O Papa Francisco destacou que o serviço de voluntariado solidário é uma escolha que torna livre e aberta às necessidades do outro; às exigências da justiça, à defesa da vida, à salvaguarda da criação, com uma atenção tenra e especial pelos doentes e, sobretudo, pelos anciãos, que são um tesouro de sabedoria. A declaração foi afirmada durante encontro do Pontífice com cerca de 700 membros do Centro de Serviço para o Voluntariado “Sardenha Solidária”, no último dia 30 de novembro, na Sala Paulo VI, no Vaticano, por ocasião do 20° aniversário de sua fundação.

Apreço pelo que fazem em favor dos necessitados

Em seu discurso, o Santo Padre falou aos presentes sobre a representatividade dos voluntariados. “Vocês representam a multidão de voluntários sardos, que trabalha por um generoso quanto necessário serviço aos últimos, num território – da bela Ilha de vocês – rico de tesouros, belezas naturais, de história e de arte, mas também marcado por pobreza e dificuldade”, frisou.

O Pontífice manifestou seu apreço pelo que fazem e continuam fazendo em prol “das faixas mais frágeis da população sarda, com uma atenção voltada também para alguns entre os países mais pobres do mundo”.

A pessoa humana no centro de uma sociedade fraterna

Durante o discurso, o Papa informou que isso deve ser ressaltado porque é sinal de que não se ‘isolaram’, mas, apesar, das grandes necessidades internas, tiveram aberto o horizonte da solidariedade de todos. Ele ainda acrescentou que “nessa perspectiva, souberam acolher e incluir aqueles que chegaram à Sardenha vindo de outras terras em busca de paz e de trabalho”. “A cultura da solidariedade e da gratuidade qualifica o voluntariado e contribui concretamente para a construção de uma sociedade fraterna, em cujo centro está a pessoa humana. Na terra de vocês tal cultura haure abundantemente das robustas raízes cristãs, ou seja, do amor a Deus e amor ao próximo”, ressaltou.

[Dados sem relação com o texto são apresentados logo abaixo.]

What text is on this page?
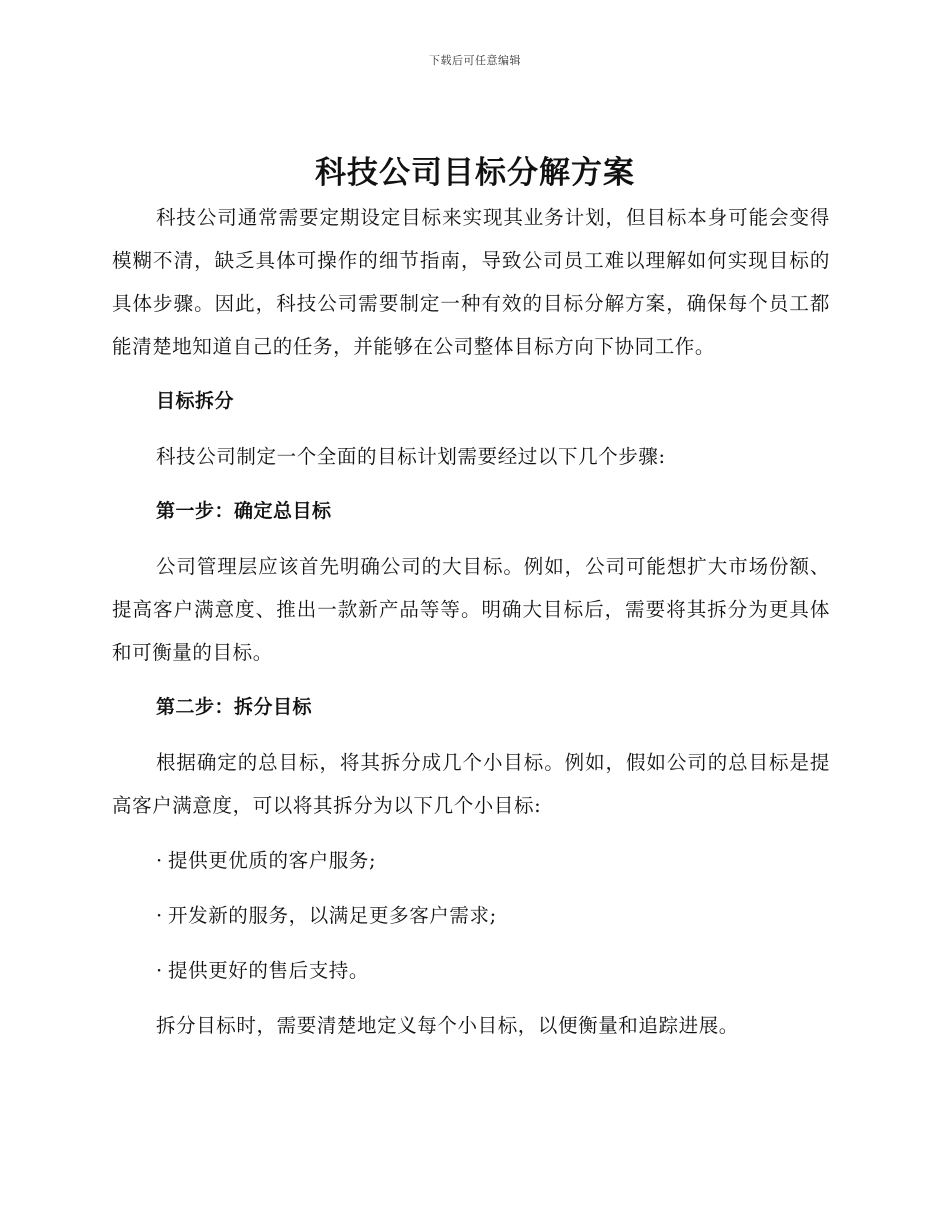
下载后可任意编辑
科技公司目标分解方案

科技公司通常需要定期设定目标来实现其业务计划，但目标本身可能会变得模糊不清，缺乏具体可操作的细节指南，导致公司员工难以理解如何实现目标的具体步骤。因此，科技公司需要制定一种有效的目标分解方案，确保每个员工都能清楚地知道自己的任务，并能够在公司整体目标方向下协同工作。

目标拆分

科技公司制定一个全面的目标计划需要经过以下几个步骤:

第一步：确定总目标

公司管理层应该首先明确公司的大目标。例如，公司可能想扩大市场份额、提高客户满意度、推出一款新产品等等。明确大目标后，需要将其拆分为更具体和可衡量的目标。

第二步：拆分目标

根据确定的总目标，将其拆分成几个小目标。例如，假如公司的总目标是提高客户满意度，可以将其拆分为以下几个小目标:

· 提供更优质的客户服务;

· 开发新的服务，以满足更多客户需求;

· 提供更好的售后支持。

拆分目标时，需要清楚地定义每个小目标，以便衡量和追踪进展。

Reconhecer no outro o irmão a ser amado

O Pontífice afirmou também que é o amor a Deus que faz sempre reconhecer no outro o próximo, o irmão ou a irmã a ser amado. Segundo ele, isso requer compromisso pessoal e voluntário, para o qual certamente as instituições públicas podem e devem criar condições gerais favoráveis.

De acordo com Francisco, graças a essa “seiva” evangélica, a ajuda mantém sua dimensão humana e não se rompe. Ele observou que, justamente por isso os voluntários não realizam uma obra de suplência na rede social, mas contribuem para dar uma feição humana e cristã à sociedade. “Encorajo-os a prosseguir com paixão a missão de vocês, buscando todas as formas possíveis e construtivas para despertar na opinião pública a exigência de comprometer-se pelo bem comum, em auxílio aos fracos e aos pobres”, desejou.

Na base de tudo a finalidade última, o serviço ao próximo

Antes de concluir, o Papa fez uma constatação e deixou aos presentes uma forte exortação.

“Hoje há muita necessidade de testemunhas de bondade, de ternura e de amor gratuito. Há necessidade de pessoas perseverantes, que enfrentam as dificuldades com espírito de unidade e colocando sempre na base de tudo a finalidade última, ou seja, o serviço ao próximo. Assim fazendo vocês continuarão sendo para toda a Sardenha um ponto de referência e um exemplo”, finalizou.